Ransomware, COVID-19, and nation-state attacks made 2020 a banner year for cybercrime. Many organizations were caught unprepared, although there had been many warnings about potential pandemics and nothing unexpected in the least about more ransomware attacks or countries waging cyberwar. There are not any signs this year will be better on the cybersecurity front. Criminals are sitting on piles of cash they will invest in improving their attack technologies and infrastructure, and nations will still pursue their political goals via sophisticated hacks.
The pandemic has caused a worldwide change in how employees access corporate systems. albeit there’s been a wholesale shift to remote work, we’ve not yet seen any massive-scale attacks using less protected home networks as a vector, Scott Crawford, an analyst at 451 Research, said. That is the next wave,” said Amr Ahmed, director at Ernst & Young Consulting Services. “Home environments aren’t as secure as corporate networks.”

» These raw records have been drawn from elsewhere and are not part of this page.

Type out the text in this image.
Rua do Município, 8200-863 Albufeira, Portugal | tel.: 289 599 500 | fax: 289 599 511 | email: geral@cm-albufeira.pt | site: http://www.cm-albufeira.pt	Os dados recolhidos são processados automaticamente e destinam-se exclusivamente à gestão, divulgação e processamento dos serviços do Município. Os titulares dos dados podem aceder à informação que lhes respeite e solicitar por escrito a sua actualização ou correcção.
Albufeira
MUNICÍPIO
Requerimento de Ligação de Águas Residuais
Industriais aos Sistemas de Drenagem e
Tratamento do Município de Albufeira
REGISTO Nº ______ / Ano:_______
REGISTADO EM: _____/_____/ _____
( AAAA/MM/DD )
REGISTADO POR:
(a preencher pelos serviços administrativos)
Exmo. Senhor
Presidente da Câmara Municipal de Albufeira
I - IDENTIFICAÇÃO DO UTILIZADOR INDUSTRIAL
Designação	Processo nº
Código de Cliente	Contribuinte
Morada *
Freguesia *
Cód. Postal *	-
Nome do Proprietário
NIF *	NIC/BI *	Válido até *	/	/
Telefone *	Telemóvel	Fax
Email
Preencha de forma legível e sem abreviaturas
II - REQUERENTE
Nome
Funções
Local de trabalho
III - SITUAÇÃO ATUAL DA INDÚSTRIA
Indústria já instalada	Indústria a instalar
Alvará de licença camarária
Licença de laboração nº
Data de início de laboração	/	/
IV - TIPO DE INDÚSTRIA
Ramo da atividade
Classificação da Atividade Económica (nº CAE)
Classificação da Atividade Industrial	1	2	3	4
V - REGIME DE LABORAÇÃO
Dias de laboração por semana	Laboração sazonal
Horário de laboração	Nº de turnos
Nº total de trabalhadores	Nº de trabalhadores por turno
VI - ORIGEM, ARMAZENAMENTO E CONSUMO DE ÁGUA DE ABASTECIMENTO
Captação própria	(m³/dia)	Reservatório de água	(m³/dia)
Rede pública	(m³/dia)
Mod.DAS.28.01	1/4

If attackers target data center or enterprise employees performing from home, they will are available through the weakest points, he said. relations are logging in to their company or school networks or using the web for entertainment. There are not any enterprise-grade firewalls and many of connected consumer devices which will be tons less secure than an enterprise security manager would be comfortable with. Employees commonly access their enterprise systems with a VPN, using traditional login credentials. “If that gets compromised from my headquarters , it can impact the enterprise alright ,” Ahmed said.

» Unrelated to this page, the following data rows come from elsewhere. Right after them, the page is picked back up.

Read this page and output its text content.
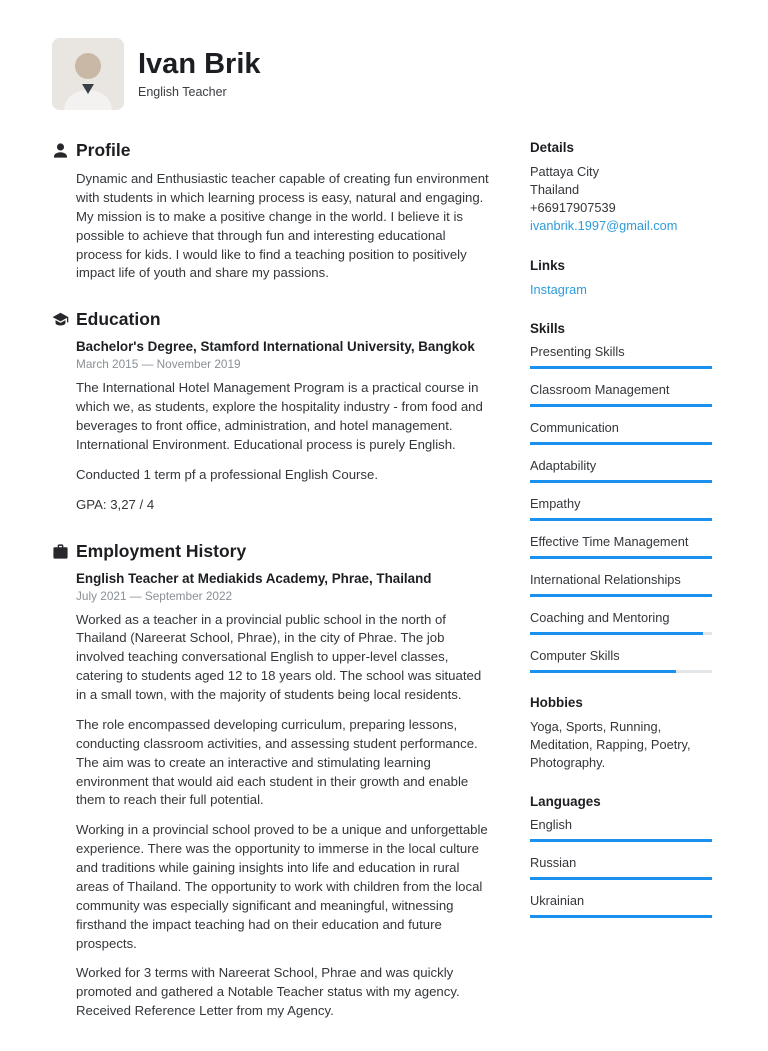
Ivan Brik
English Teacher
Profile

Dynamic and Enthusiastic teacher capable of creating fun environment with students in which learning process is easy, natural and engaging. My mission is to make a positive change in the world. I believe it is possible to achieve that through fun and interesting educational process for kids. I would like to find a teaching position to positively impact life of youth and share my passions.

Education
Bachelor's Degree, Stamford International University, Bangkok
March 2015 — November 2019

The International Hotel Management Program is a practical course in which we, as students, explore the hospitality industry - from food and beverages to front office, administration, and hotel management. International Environment. Educational process is purely English.

Conducted 1 term pf a professional English Course.

GPA: 3,27 / 4

Employment History
English Teacher at Mediakids Academy, Phrae, Thailand
July 2021 — September 2022

Worked as a teacher in a provincial public school in the north of Thailand (Nareerat School, Phrae), in the city of Phrae. The job involved teaching conversational English to upper-level classes, catering to students aged 12 to 18 years old. The school was situated in a small town, with the majority of students being local residents.

The role encompassed developing curriculum, preparing lessons, conducting classroom activities, and assessing student performance. The aim was to create an interactive and stimulating learning environment that would aid each student in their growth and enable them to reach their full potential.

Working in a provincial school proved to be a unique and unforgettable experience. There was the opportunity to immerse in the local culture and traditions while gaining insights into life and education in rural areas of Thailand. The opportunity to work with children from the local community was especially significant and meaningful, witnessing firsthand the impact teaching had on their education and future prospects.

Worked for 3 terms with Nareerat School, Phrae and was quickly promoted and gathered a Notable Teacher status with my agency. Received Reference Letter from my Agency.

Details
Pattaya City
Thailand
+66917907539
ivanbrik.1997@gmail.com
Links
Instagram
Skills
Presenting Skills
Classroom Management
Communication
Adaptability
Empathy
Effective Time Management
International Relationships
Coaching and Mentoring
Computer Skills
Hobbies
Yoga, Sports, Running, Meditation, Rapping, Poetry, Photography.
Languages
English
Russian
Ukrainian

For a few of years now we’ve been seeing the potential for AI getting used for malicious purposes. Attackers have used deep fakes to impersonate company executives and steal money, for instance . Researchers have shown that AI are often wont to create new malware, better phishing emails, or find new ways to penetrate corporate networks. But AI-powered attacks are rare. Criminals have much simpler yet effecftive tools at their disposal and no shortage of attack vectors. As companies strengthen their defenses and improve backup systems, however, attackers are investing and innovating. AI promises the power to make highly scalable attacks that are fully automated and tailored for every victim.